Positive selection is the maintainer of alleles having the advantageous
mutation that maintain fitness of an individual. In our study, the
classical test of selection Tajima’s D, Fu & Li’s D* and Fu & Li’s F*
showed no deviation from neutral selection or balance selection.
Considering the level of variation, conventional methods used to find
selection are not influential [72]. As sites positively selected
are
likely to accumulate more non-synonymous than synonymous substitutions,
influencing amino acid variation to result in functional modifications
in proteins [73]. Our study revealed differential expression of
selection pattern in functional sequences on regions related with PBR
and non-PBR of the MHC class I gene. Codons involved in peptide binding
region revealed more non-synonymous substitution than synonymous
(dN/dS=1.99) in Turdus
atrogularis as compared to non- peptide binding region
(dN/dS=0.884), pattern was consistent
among all species tested, which might be enlightened that stronger
selection pressure from intracellular pathogens than extracellular
pathogens [74]. Evidence of positive selection at PBR of MHC has
been reported in the house sparrow (PBR
dN/dS = 1.55 vs non-PBR
dN/dS = 0.51) [75] and golden
pheasant (PBR dN/dS = 1.45 vs non-PBR
dN/dS =0.91) [76]. Of the 12 codons
in total among species tested exhibit positive selection with Likelihood
methods using PAML, 9,29, 64 and 88 match homologues codons found
positively selected in other passerine
species.
It should be noted that the pooling of all alleles across loci will
mostly reduce selection detection tests, so the outcomes might be
conservative, but will be less prone to false positives [77, 78].
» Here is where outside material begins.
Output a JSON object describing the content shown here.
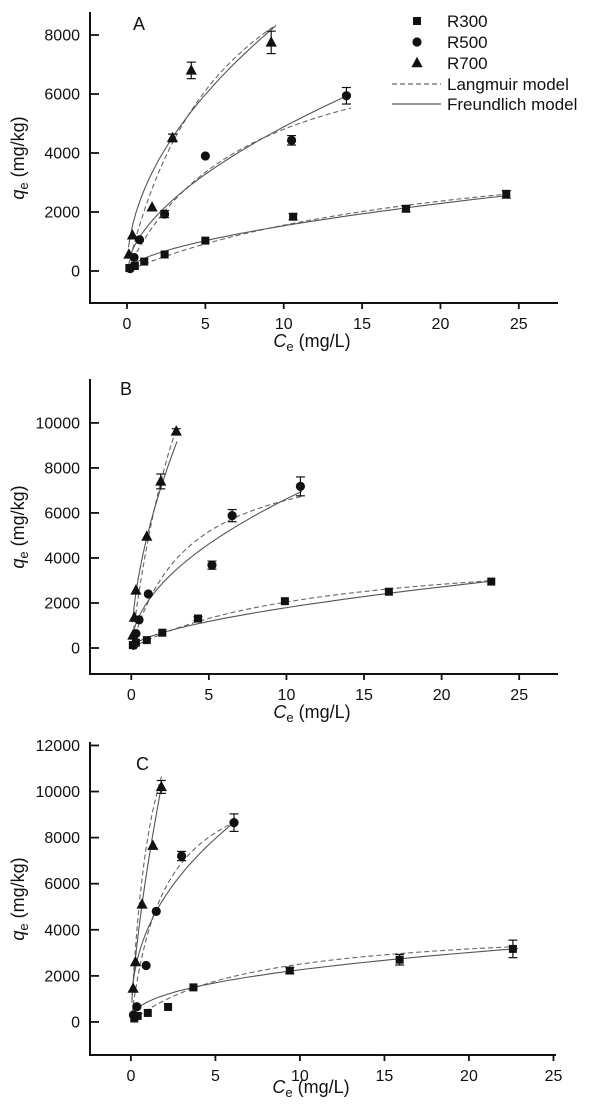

Therefore, attention should be given while inferencing about the
detected diversity in MHC and the possible effects of selection on
individual loci. Our results suggested that α2 domain of MHC class I
exon 3 of all species are under positive selection pressure. Pronounced
positive selection at antigen-binding sites permits a species or
population to present a larger repertoire of peptides (antigens), thus
increase the defensive ability against parasitic and pathogenic
infections.
Finally, phylogenetic clustering of MHC class I data set of sampled
species when pooled with other passerine species produces a contrasting
pattern. In general, the MHC class I sequence of Turdidae family
clustered together with sequences from congeneric species. We found
increased sequences similarities between same species rather than within
species (trans specific likenesses), is usually described with trans
species polymorphism (TSP), which occurs due to alleles passage from
ancestral to the decedent via partial arrangement of lineages [79].
Although trans specific similarities can be described with convergent
evolution due to the results of similar environmental selective
pressure. Studies indicate that TSP is a primary mechanism responsible
for clustering of alleles at avian MHC class I [80].